In Abu Dhabi, the market fell 2.1 per cent to close at 2,553.32. The Saudi Tadawul All-Share Index slipped 0.3 per cent to 7,374.92. In Kuwait, stocks were down 0.9 per cent to 413.06. The Oman exchange fell 0.7 per cent to 8,605.17. In Jordan the index closed up 0.3 per cent at 1,986.27.
Most affected was the Dubai index, which took its biggest one-day hit in two years. The Dubai Financial Market (DFM) General Index sank 81.41 points to close down 4.8 per cent at 1,6077.77.
But analysts said the drop represented a healthy releasing of steam and not a sign of a market gone off the boil.
Sherif Zeneiny, the head of equities at National Bank of Abu Dhabi, said investors were taking profits made from the DFM's recent rally - the index is up 18.8 per cent this year - and yesterday's fall was in line with drops last night in the Asian, US and European exchanges.

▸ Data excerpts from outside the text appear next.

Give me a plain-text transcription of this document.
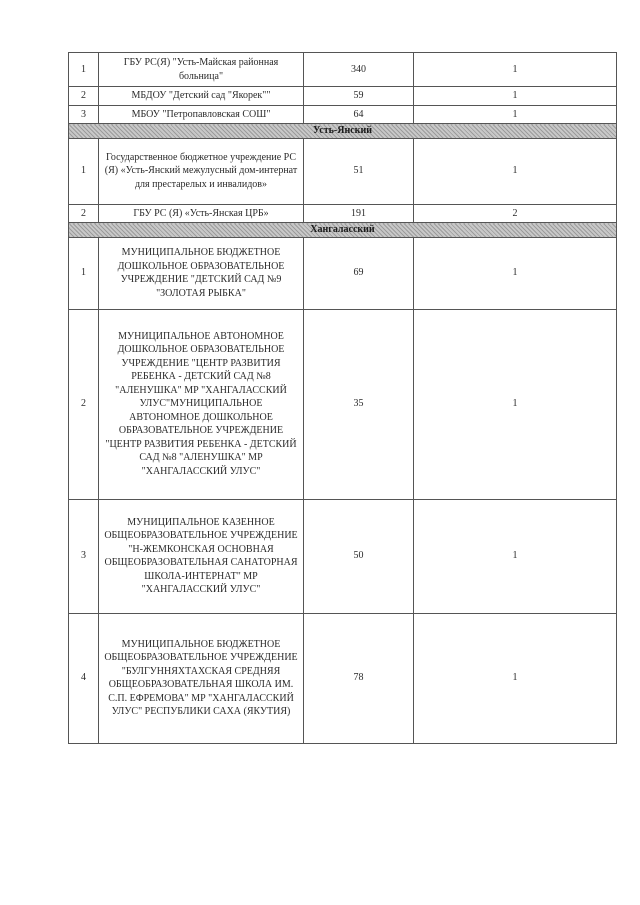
1	ГБУ РС(Я) "Усть-Майская районная больница"	340	1
2	МБДОУ "Детский сад "Якорек""	59	1
3	МБОУ "Петропавловская СОШ"	64	1
Усть-Янский			
1	Государственное бюджетное учреждение РС (Я) «Усть-Янский межулусный дом-интернат для престарелых и инвалидов»	51	1
2	ГБУ РС (Я) «Усть-Янская ЦРБ»	191	2
Хангаласский			
1	МУНИЦИПАЛЬНОЕ БЮДЖЕТНОЕ ДОШКОЛЬНОЕ ОБРАЗОВАТЕЛЬНОЕ УЧРЕЖДЕНИЕ "ДЕТСКИЙ САД №9 "ЗОЛОТАЯ РЫБКА"	69	1
2	МУНИЦИПАЛЬНОЕ АВТОНОМНОЕ ДОШКОЛЬНОЕ ОБРАЗОВАТЕЛЬНОЕ УЧРЕЖДЕНИЕ "ЦЕНТР РАЗВИТИЯ РЕБЕНКА - ДЕТСКИЙ САД №8 "АЛЕНУШКА" МР "ХАНГАЛАССКИЙ УЛУС"МУНИЦИПАЛЬНОЕ АВТОНОМНОЕ ДОШКОЛЬНОЕ ОБРАЗОВАТЕЛЬНОЕ УЧРЕЖДЕНИЕ "ЦЕНТР РАЗВИТИЯ РЕБЕНКА - ДЕТСКИЙ САД №8 "АЛЕНУШКА" МР "ХАНГАЛАССКИЙ УЛУС"	35	1
3	МУНИЦИПАЛЬНОЕ КАЗЕННОЕ ОБЩЕОБРАЗОВАТЕЛЬНОЕ УЧРЕЖДЕНИЕ "Н-ЖЕМКОНСКАЯ ОСНОВНАЯ ОБЩЕОБРАЗОВАТЕЛЬНАЯ САНАТОРНАЯ ШКОЛА-ИНТЕРНАТ" МР "ХАНГАЛАССКИЙ УЛУС"	50	1
4	МУНИЦИПАЛЬНОЕ БЮДЖЕТНОЕ ОБЩЕОБРАЗОВАТЕЛЬНОЕ УЧРЕЖДЕНИЕ "БУЛГУННЯХТАХСКАЯ СРЕДНЯЯ ОБЩЕОБРАЗОВАТЕЛЬНАЯ ШКОЛА ИМ. С.П. ЕФРЕМОВА" МР "ХАНГАЛАССКИЙ УЛУС" РЕСПУБЛИКИ САХА (ЯКУТИЯ)	78	1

"The European markets were under pressure yesterday [Tuesday], which is the catalyst for the UAE sell-off. Investors are taking money off the table because risk is off generally," said Mr Zeneiny. "We might see more selling pressures in the coming sessions, but this is healthy. This is not panic mode."
Arabtec continued to weigh on the market after a huge sell-off of the stock on Tuesday. Yesterday, Arabtec closed down 9.8 per cent.
The builder joined a club of companies that shed more than 9 per cent during the day, including Union Properties, down 9.8 per cent, and Tabreed, which fell 9.6 per cent.